Ya en el dormitorio de Sholto, éste sacó un pijama de armario y lo dejó sobre la cama, muy baja y de forma circular.
—Póntelo mientras me cepillo los dientes —indicó, y se introdujo en el cuarto de baño, cuya puerta cerró.
Yelena Dalzell se desabrochó el sugestivo chaleco y se lo quitó, quedando con el torso desnudo. Sus senos, erectos y desafiantes, eran extraordinariamente bellos, y vibraban a causa de la emoción que embargaba a su dueña.
Yelena se colocó rápidamente la pieza superior del pijama, tan larga y tan ancha, que casi la cubrió hasta las rodillas, razón por la cual decidió prescindir de la pieza inferior.
Se quitó las botas y los brillantes pantalones, conservando el breve slip, y se metió en la cama con prontitud.
Algunos minutos después, Sholto Arkin salía del cuarto de baño, su musculoso y velludo tórax desnudo, y la parte inferior de su cuerpo cubierta con un pantalón de pijama.
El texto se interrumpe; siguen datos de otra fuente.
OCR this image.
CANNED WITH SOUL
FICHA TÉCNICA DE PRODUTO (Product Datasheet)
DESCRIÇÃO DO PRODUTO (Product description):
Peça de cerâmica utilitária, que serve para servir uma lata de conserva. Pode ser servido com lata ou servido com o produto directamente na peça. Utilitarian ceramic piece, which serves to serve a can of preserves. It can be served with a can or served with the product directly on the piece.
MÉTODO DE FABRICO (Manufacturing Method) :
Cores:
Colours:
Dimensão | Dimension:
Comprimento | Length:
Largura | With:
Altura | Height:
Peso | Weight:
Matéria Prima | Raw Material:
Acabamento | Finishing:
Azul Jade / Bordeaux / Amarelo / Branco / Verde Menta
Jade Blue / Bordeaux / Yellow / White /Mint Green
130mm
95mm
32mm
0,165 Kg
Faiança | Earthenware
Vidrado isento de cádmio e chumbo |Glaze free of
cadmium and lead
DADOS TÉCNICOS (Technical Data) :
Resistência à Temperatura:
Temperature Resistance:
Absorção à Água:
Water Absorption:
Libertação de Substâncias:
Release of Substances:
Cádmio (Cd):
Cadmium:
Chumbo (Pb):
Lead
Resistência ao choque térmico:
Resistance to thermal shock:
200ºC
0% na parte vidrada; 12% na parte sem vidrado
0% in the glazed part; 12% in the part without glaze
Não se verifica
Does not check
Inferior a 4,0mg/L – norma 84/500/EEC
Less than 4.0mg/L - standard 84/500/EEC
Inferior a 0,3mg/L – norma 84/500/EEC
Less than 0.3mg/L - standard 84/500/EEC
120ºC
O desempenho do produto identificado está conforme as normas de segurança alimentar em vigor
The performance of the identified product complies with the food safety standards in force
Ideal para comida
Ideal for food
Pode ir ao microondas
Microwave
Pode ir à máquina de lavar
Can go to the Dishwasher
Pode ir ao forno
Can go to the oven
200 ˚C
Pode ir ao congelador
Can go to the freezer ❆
Al descubrir sobre la cama el pantalón del otro pijama, el que él le ofreciera a la camarera, lo tomó y preguntó:
—¿No quieres el pantalón, Yelena?
—Es usted tan alto y tan corpulento, que su chaqueta me hasta las rodillas —explicó la joven, con una nerviosa risa.
Sholto sonrió también, dejó el pantalón sobre una silla, y luego se acostó.
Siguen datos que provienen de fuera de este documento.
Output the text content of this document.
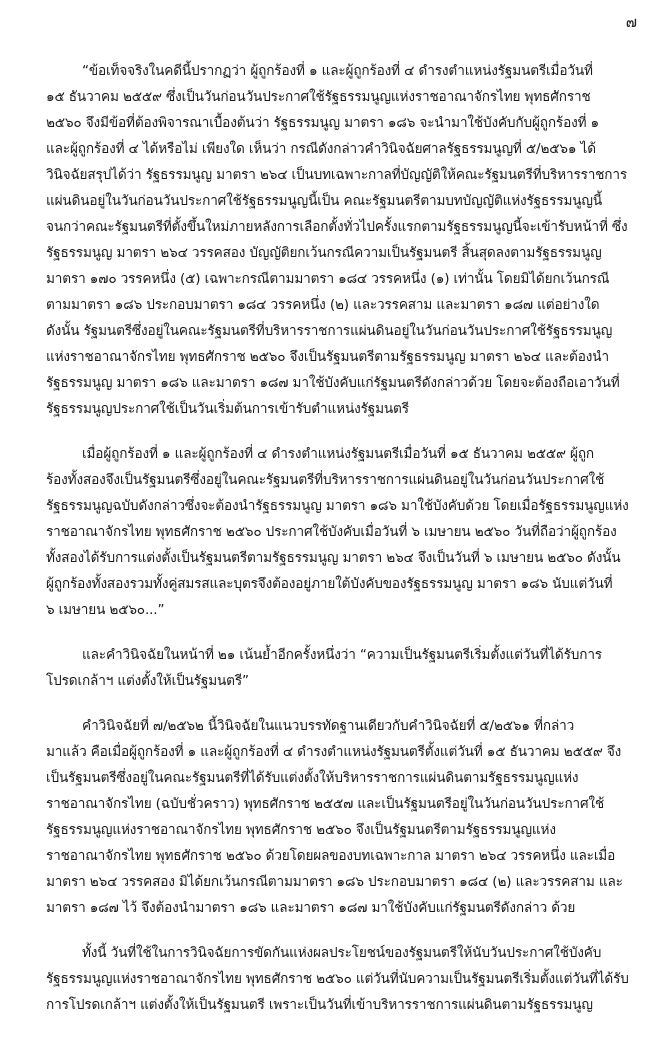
๗
“ข้อเท็จจริงในคดีนี้ปรากฏว่า ผู้ถูกร้องที่ ๑ และผู้ถูกร้องที่ ๔ ดำรงตำแหน่งรัฐมนตรีเมื่อวันที่
๑๕ ธันวาคม ๒๕๕๙ ซึ่งเป็นวันก่อนวันประกาศใช้รัฐธรรมนูญแห่งราชอาณาจักรไทย พุทธศักราช
๒๕๖๐ จึงมีข้อที่ต้องพิจารณาเบื้องต้นว่า รัฐธรรมนูญ มาตรา ๑๘๖ จะนำมาใช้บังคับกับผู้ถูกร้องที่ ๑
และผู้ถูกร้องที่ ๔ ได้หรือไม่ เพียงใด เห็นว่า กรณีดังกล่าวคำวินิจฉัยศาลรัฐธรรมนูญที่ ๕/๒๕๖๑ ได้
วินิจฉัยสรุปได้ว่า รัฐธรรมนูญ มาตรา ๒๖๔ เป็นบทเฉพาะกาลที่บัญญัติให้คณะรัฐมนตรีที่บริหารราชการ
แผ่นดินอยู่ในวันก่อนวันประกาศใช้รัฐธรรมนูญนี้เป็น คณะรัฐมนตรีตามบทบัญญัติแห่งรัฐธรรมนูญนี้
จนกว่าคณะรัฐมนตรีที่ตั้งขึ้นใหม่ภายหลังการเลือกตั้งทั่วไปครั้งแรกตามรัฐธรรมนูญนี้จะเข้ารับหน้าที่ ซึ่ง
รัฐธรรมนูญ มาตรา ๒๖๔ วรรคสอง บัญญัติยกเว้นกรณีความเป็นรัฐมนตรี สิ้นสุดลงตามรัฐธรรมนูญ
มาตรา ๑๗๐ วรรคหนึ่ง (๕) เฉพาะกรณีตามมาตรา ๑๘๔ วรรคหนึ่ง (๑) เท่านั้น โดยมิได้ยกเว้นกรณี
ตามมาตรา ๑๘๖ ประกอบมาตรา ๑๘๔ วรรคหนึ่ง (๒) และวรรคสาม และมาตรา ๑๘๗ แต่อย่างใด
ดังนั้น รัฐมนตรีซึ่งอยู่ในคณะรัฐมนตรีที่บริหารราชการแผ่นดินอยู่ในวันก่อนวันประกาศใช้รัฐธรรมนูญ
แห่งราชอาณาจักรไทย พุทธศักราช ๒๕๖๐ จึงเป็นรัฐมนตรีตามรัฐธรรมนูญ มาตรา ๒๖๔ และต้องนำ
รัฐธรรมนูญ มาตรา ๑๘๖ และมาตรา ๑๘๗ มาใช้บังคับแก่รัฐมนตรีดังกล่าวด้วย โดยจะต้องถือเอาวันที่
รัฐธรรมนูญประกาศใช้เป็นวันเริ่มต้นการเข้ารับตำแหน่งรัฐมนตรี
เมื่อผู้ถูกร้องที่ ๑ และผู้ถูกร้องที่ ๔ ดำรงตำแหน่งรัฐมนตรีเมื่อวันที่ ๑๕ ธันวาคม ๒๕๕๙ ผู้ถูก
ร้องทั้งสองจึงเป็นรัฐมนตรีซึ่งอยู่ในคณะรัฐมนตรีที่บริหารราชการแผ่นดินอยู่ในวันก่อนวันประกาศใช้
รัฐธรรมนูญฉบับดังกล่าวซึ่งจะต้องนำรัฐธรรมนูญ มาตรา ๑๘๖ มาใช้บังคับด้วย โดยเมื่อรัฐธรรมนูญแห่ง
ราชอาณาจักรไทย พุทธศักราช ๒๕๖๐ ประกาศใช้บังคับเมื่อวันที่ ๖ เมษายน ๒๕๖๐ วันที่ถือว่าผู้ถูกร้อง
ทั้งสองได้รับการแต่งตั้งเป็นรัฐมนตรีตามรัฐธรรมนูญ มาตรา ๒๖๔ จึงเป็นวันที่ ๖ เมษายน ๒๕๖๐ ดังนั้น
ผู้ถูกร้องทั้งสองรวมทั้งคู่สมรสและบุตรจึงต้องอยู่ภายใต้บังคับของรัฐธรรมนูญ มาตรา ๑๘๖ นับแต่วันที่
๖ เมษายน ๒๕๖๐...”
และคำวินิจฉัยในหน้าที่ ๒๑ เน้นย้ำอีกครั้งหนึ่งว่า “ความเป็นรัฐมนตรีเริ่มตั้งแต่วันที่ได้รับการ
โปรดเกล้าฯ แต่งตั้งให้เป็นรัฐมนตรี”
คำวินิจฉัยที่ ๗/๒๕๖๒ นี้วินิจฉัยในแนวบรรทัดฐานเดียวกับคำวินิจฉัยที่ ๕/๒๕๖๑ ที่กล่าว
มาแล้ว คือเมื่อผู้ถูกร้องที่ ๑ และผู้ถูกร้องที่ ๔ ดำรงตำแหน่งรัฐมนตรีตั้งแต่วันที่ ๑๕ ธันวาคม ๒๕๕๙ จึง
เป็นรัฐมนตรีซึ่งอยู่ในคณะรัฐมนตรีที่ได้รับแต่งตั้งให้บริหารราชการแผ่นดินตามรัฐธรรมนูญแห่ง
ราชอาณาจักรไทย (ฉบับชั่วคราว) พุทธศักราช ๒๕๕๗ และเป็นรัฐมนตรีอยู่ในวันก่อนวันประกาศใช้
รัฐธรรมนูญแห่งราชอาณาจักรไทย พุทธศักราช ๒๕๖๐ จึงเป็นรัฐมนตรีตามรัฐธรรมนูญแห่ง
ราชอาณาจักรไทย พุทธศักราช ๒๕๖๐ ด้วยโดยผลของบทเฉพาะกาล มาตรา ๒๖๔ วรรคหนึ่ง และเมื่อ
มาตรา ๒๖๔ วรรคสอง มิได้ยกเว้นกรณีตามมาตรา ๑๘๖ ประกอบมาตรา ๑๘๔ (๒) และวรรคสาม และ
มาตรา ๑๘๗ ไว้ จึงต้องนำมาตรา ๑๘๖ และมาตรา ๑๘๗ มาใช้บังคับแก่รัฐมนตรีดังกล่าว ด้วย
ทั้งนี้ วันที่ใช้ในการวินิจฉัยการขัดกันแห่งผลประโยชน์ของรัฐมนตรีให้นับวันประกาศใช้บังคับ
รัฐธรรมนูญแห่งราชอาณาจักรไทย พุทธศักราช ๒๕๖๐ แต่วันที่นับความเป็นรัฐมนตรีเริ่มตั้งแต่วันที่ได้รับ
การโปรดเกล้าฯ แต่งตั้งให้เป็นรัฐมนตรี เพราะเป็นวันที่เข้าบริหารราชการแผ่นดินตามรัฐธรรมนูญ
La cama era tan amplia, que podrían dormir los dos toda noche sin que sus cuerpos se rozasen ni una sola vez. Sholto oprimió uno de los botones que se veían en la pared, muy cerca de la cama, y la luz de la habitación se tornó rojiza, suave, exótica, terriblemente sugerente.
—Buenas noches, Yelena —dijo, con una tierna sonrisa. —Buenas noches, señor Arkin —respondió la camarera, sonriéndole a su vez con maravillosa dulzura.
Sholto sintió deseos de besarla, pero se contuvo, porque Yelena podía pensar que deseaba otras cosas. Dio media vuelta y quedó de espaldas a la joven.
Transcurrieron cinco largos minutos en completo silencio. De pronto, Sholto oyó susurrar a Yelena:
—Señor Arkin...
El propietario de El Gallo Plateado se volvió y la miró.
—¿.Sí, Yelena?
La joven se mordisqueó el labio inferior, visiblemente nerviosa y preguntó:
—¿Es cierto que le gusto más que las otras camareras?
Sholto sonrió.
—Muchísimo más, Yelena.
—Usted también me gusta a mí, señor Arkin —confesó ella.
—¿Lo suficiente como para...?
—Sí —respondió Yelena, sin vacilar. Sholto alargó la mano y acarició con suavidad su dorado cabello.
—Yelena... —musitó, mirándola fijamente a los ojos.
Ella acercó su cuerpo al de él, sin el menor asomo de malicia en su expresión, y pidió cálidamente:
—Béseme, señor Arkin.
Sholto posó sus labios sobre los de ella, con infinita ternura, al tiempo que le acariciaba la mejilla, el cuello, la deliciosa orejita.
Notó que Yelena se estremecía dulcemente al contacto di su mano y de sus labios, y que los de ella temblaban como si fuera la primera vez que un hombre la besaba.
Sholto separó su boca de la de ella y la miró.
Vio que tenía los ojos cerrados.
—Yelena...
Ella levantó los párpados.
—¿Qué?
—¿Estás enamorada de mí?
Yelena permaneció más de quince segundos callada.
Finalmente, preguntó:
—¿Tengo necesariamente que responder a eso, seño Arkin?
—No.
—Entonces, prefiero no hacerlo.
—Como quieras —sonrió Sholto, y la besó de nuevo, ahora con pasión, y su mano no tardó en introducirse por debajo de la pieza superior del pijama que cubría el cuerpo de Yelena, cuyos prietos y cálidos senos empezó a acariciar tiernamente.